CALIFORNIA LABOR & EMPLOYMENT LAW QUARTERLY
Official Publication of the State Bar of California Labor and Employment Law Section.
Vol. 13, No. 3 Fall 1999
The Sole Practitioner
Toni Jaramilla leans back in her chair, late on a Friday afternoon. “I always wanted to represent victims in civil rights claims. Labor and employment law allows me to do that. I am able to do what I always wanted to do.”
It isn’t always easy for her to remain detached from her clients’ problems. “It is challenging, It becomes emotional when you are dealing with clients who are devastated because they lost their job by virtue of their gender or employees who have devoted twenty or thirty years to a company and have been let go for some discriminatory or retaliatory reason.”

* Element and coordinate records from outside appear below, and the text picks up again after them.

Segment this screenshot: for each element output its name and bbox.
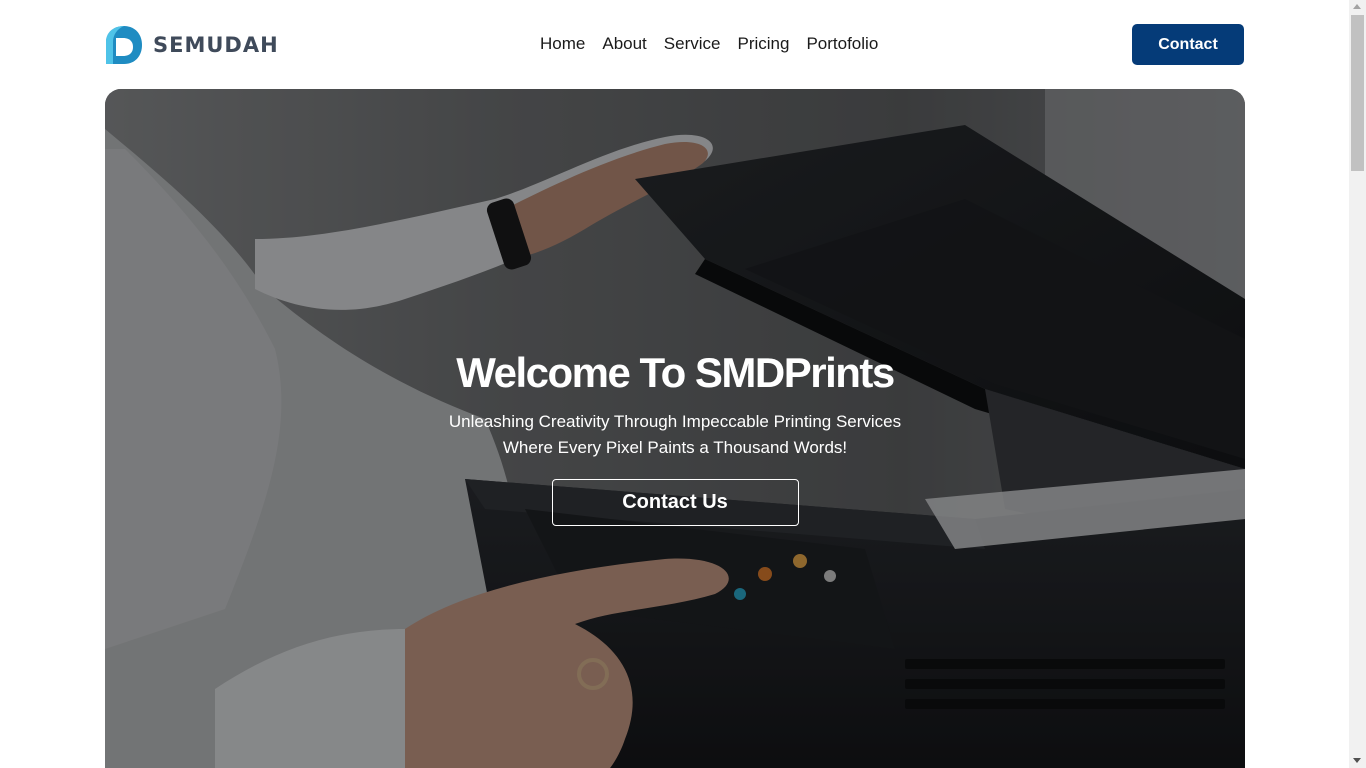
site-header: SEMUDAH Home About Service Pricing Porto… xyxy=(0,0,1349,89)
page: SEMUDAH Home About Service Pricing Porto… xyxy=(0,0,1349,768)
hero-content: Welcome To SMDPrints Unleashing Creativi… xyxy=(105,347,1245,526)
vertical-scrollbar[interactable] xyxy=(1349,0,1366,768)
nav-item-home[interactable]: Home xyxy=(540,33,585,55)
contact-us-button[interactable]: Contact Us xyxy=(551,479,799,526)
scroll-up-arrow-icon[interactable] xyxy=(1353,4,1361,9)
hero-subtitle-line-1: Unleashing Creativity Through Impeccable… xyxy=(448,412,902,431)
hero-title: Welcome To SMDPrints xyxy=(456,349,895,396)
logo-mark-icon xyxy=(105,25,143,65)
contact-button[interactable]: Contact xyxy=(1132,24,1244,65)
nav-item-about[interactable]: About xyxy=(602,33,646,55)
scrollbar-thumb[interactable] xyxy=(1351,15,1364,171)
hero-subtitle-line-2: Where Every Pixel Paints a Thousand Word… xyxy=(502,438,848,457)
logo[interactable]: SEMUDAH xyxy=(105,24,279,66)
nav-item-service[interactable]: Service xyxy=(664,33,721,55)
nav-item-pricing[interactable]: Pricing xyxy=(737,33,789,55)
scroll-down-arrow-icon[interactable] xyxy=(1353,758,1361,763)
hero-subtitle: Unleashing Creativity Through Impeccable… xyxy=(105,409,1245,461)
logo-text: SEMUDAH xyxy=(153,33,279,57)
hero-section: Welcome To SMDPrints Unleashing Creativi… xyxy=(105,89,1245,768)
main-nav: Home About Service Pricing Portofolio xyxy=(540,33,878,55)
nav-item-portofolio[interactable]: Portofolio xyxy=(806,33,878,55)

I take a lot of these cases personally, not in a bad way, but I see the human side of it. I think if you litigate on the defense side, you may just see a name on a complaint and you don’t want to hear some of the things they have gone through.”
As a sole practitioner, Toni faces concerns and difficulties that attorneys at law firms do not. “If I am out of the office, I don’t have a larger selection of attorneys that will take over. Also, if I want to take a week’s vacation, I have to make arrangements so that my case load is monitored and things don’t fall through the cracks. That is the biggest challenge as a sole practitioner.
Solo practice does offer immense rewards for Toni, however. “I chose solo practice because I wanted to get down into the trenches. I never thought about going to a big or even medium-sized firm. If I were at a big firm I think that I would be stuck in the library. Here, I can strategize and litigate a case from start to finish. I pick and choose my own cases. My expectations coming out of law school are exactly what I am doing.”
Meeting the expectations one has as a law student is seemingly rare and is partially the basis for Toni’s job satisfaction. Toni loves employment law and the opportunity it provides her to help people. “I enjoy what I do, I enjoy the area of law. It is a sexy area but also a noble one. You see a change in your clients from when they first come through your door and they are devastated to when the case is over and they now have the sense of closure to a difficult chapter of their lives. It is tremendously fulfilling.”
“Also, employment law is changing so often, there are always new issues that come up in these cases. You are constantly challenged and you will never get bored.”
Asked about being a minority woman, Toni doesn’t hesitate. “I encounter problems all the time. Some of my adversaries underestimate me. I have four strikes against me—I am a woman, I am of color, young, and a sole practitioner. Some opposing counsels think ‘she isn’t as competent’ or ‘she doesn’t have the backup’ and so that is frustrating. I accept that, I don’t like it but I work harder and prove them wrong. But such stereotyping shouldn’t have any place in this profession.”
Toni describes herself as “compassionate. To the point where I can feel what my clients are going through. I am also an idealist. I want to believe that people are going to do the right thing. I am often amazes by the stories that clients bring to me and surprised by the companies involved. Then I send my investigators to follow-up and sure enough, I find corroborating evidence. I suppose that I should not be such an idealist,” she sighs.
Her solo practice has given her the opportunity to be “down in the trenches”, leading to a wealth of experiences that many young attorneys only a few years out of law school are deprived of. “I am always meeting great people too, including clients and opposing counsel. I have met interesting attorneys who have a great style and we become colleagues and even friends after the case is over. They refer clients to me when they have a plaintiff’s case that they can’t take. I consider that a compliment.”